Padavali Week: Students of Govt VHSS get a taste of old Malayalam textbooks

The teachers also allowed the students to read poems, stories and essays so they could understand the difference in period.
Students presenting the Malayalam texts at the’Padavali programme’
Students presenting the Malayalam texts at the’Padavali programme’

THIRUVANANTHAPURAM: Six generations have passed out of school since the state’s first Malayalam textbook — Kerala Padavali — was introduced in 1956. When the teachers of the Government VHSS for Boys, Nedumangad, a rural area of Thiruvananthapuram district, presented before students the first text with an unusual old script and pictures depicting each word, many were transported to another world.

The school authorities came up with the novel idea so as to introduce students to the history of Malayalam textbooks and the changes they went through with script modification. 

It was the brainchild of teacher Udayakumar, who wanted students to interact more with history and social surroundings.

In the week-long programme organised under the banner of ‘Padavali Week’, Malayalam textbooks from 1958 to the present day are brought before the students. On October 25, the opening day, two Malayalam textbooks — from 1958 and 1976 — were presented for comparison.
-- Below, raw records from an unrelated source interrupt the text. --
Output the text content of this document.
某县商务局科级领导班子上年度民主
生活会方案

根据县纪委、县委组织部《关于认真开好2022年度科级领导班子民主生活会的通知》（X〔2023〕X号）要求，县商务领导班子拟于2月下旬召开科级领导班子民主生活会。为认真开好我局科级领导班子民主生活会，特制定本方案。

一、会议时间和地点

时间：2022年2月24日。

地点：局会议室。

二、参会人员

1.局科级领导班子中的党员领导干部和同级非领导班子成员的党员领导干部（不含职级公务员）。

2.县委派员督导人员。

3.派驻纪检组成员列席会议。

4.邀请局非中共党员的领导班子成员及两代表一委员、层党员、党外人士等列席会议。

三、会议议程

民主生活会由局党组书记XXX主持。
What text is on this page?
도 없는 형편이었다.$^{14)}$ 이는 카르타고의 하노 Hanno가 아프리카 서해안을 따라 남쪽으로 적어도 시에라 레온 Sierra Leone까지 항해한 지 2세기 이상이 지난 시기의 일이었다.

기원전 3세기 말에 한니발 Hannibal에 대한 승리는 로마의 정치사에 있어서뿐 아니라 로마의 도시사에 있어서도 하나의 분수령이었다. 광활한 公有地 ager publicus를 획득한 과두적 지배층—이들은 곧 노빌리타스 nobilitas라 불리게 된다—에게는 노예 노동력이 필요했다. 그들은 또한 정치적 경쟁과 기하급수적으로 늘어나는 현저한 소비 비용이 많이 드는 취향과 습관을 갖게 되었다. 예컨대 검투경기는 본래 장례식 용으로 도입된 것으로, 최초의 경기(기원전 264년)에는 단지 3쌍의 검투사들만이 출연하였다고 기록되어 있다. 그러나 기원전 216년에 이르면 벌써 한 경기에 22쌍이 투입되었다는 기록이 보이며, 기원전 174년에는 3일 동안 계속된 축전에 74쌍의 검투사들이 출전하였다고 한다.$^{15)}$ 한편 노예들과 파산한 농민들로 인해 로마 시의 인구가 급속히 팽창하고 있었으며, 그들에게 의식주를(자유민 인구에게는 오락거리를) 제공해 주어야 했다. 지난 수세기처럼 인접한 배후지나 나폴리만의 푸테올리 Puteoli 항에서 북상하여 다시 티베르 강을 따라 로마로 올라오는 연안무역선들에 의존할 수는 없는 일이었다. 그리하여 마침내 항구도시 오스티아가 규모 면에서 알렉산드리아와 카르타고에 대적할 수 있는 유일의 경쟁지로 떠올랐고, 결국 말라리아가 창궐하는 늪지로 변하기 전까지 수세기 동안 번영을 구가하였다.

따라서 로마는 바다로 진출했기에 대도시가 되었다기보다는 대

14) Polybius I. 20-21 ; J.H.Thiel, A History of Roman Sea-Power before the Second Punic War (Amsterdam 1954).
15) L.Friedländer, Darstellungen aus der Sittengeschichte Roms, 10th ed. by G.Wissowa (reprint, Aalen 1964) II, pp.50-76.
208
As the hard copy of the first Malayalam textbook was unavailable, the school authorities presented the digital version of the book through a projector. 

“It was the first time the teachers too were seeing the first textbook produced after Kerala formation,” Udayakumar told TNIE. 

“Although there was a textbook at the time of the state formation in 1956, it was introduced in the Thiru-Kochi state. We are presenting Malayalam textbooks from standard 1 to 10.”

The students were astonished when their headmistress started singing ‘Kunchiyammakkanchu Makkalane’, ‘Raki Parakkunna Chemparunthe’ and ‘Marykkundoru Kunjadu’ -- the age-old textbook poems which were once favourites among the public for generations until the General Education Department decided to change it. The students then took over and read the Malayalam textbooks from different eras. 

For the students, it felt like a fantasy come true. “It was like we were studying in an era far removed from the present day. Some words were entirely different from what we learnt. And some words were tough to even pronounce,” said V Akhil, a Class 9 student. 

The teachers also allowed the students to read poems, stories and essays so they could understand the difference in period.

“These textbooks were studied by my parents,” said Class 10 student P S Mahith. “I felt the texts and poems are easy to understand. The stories too are better than those in the current textbooks. Even the plays are different.”

The authorities also brought in teachers and students from schools in the adjacent areas to read. 
“The Vidyarangam Kalavedi and the students’ group, Friday Discussion Group, are behind this novel programme,” said Headmistress K S Reshmi. 

“The programme is organised during the noon interval so that no class is lost. Around 1.20pm, we assemble the students in a room and start the session. On November 1, the closing day, we will present the texts in audio clips, which have been recorded by retired school teachers.”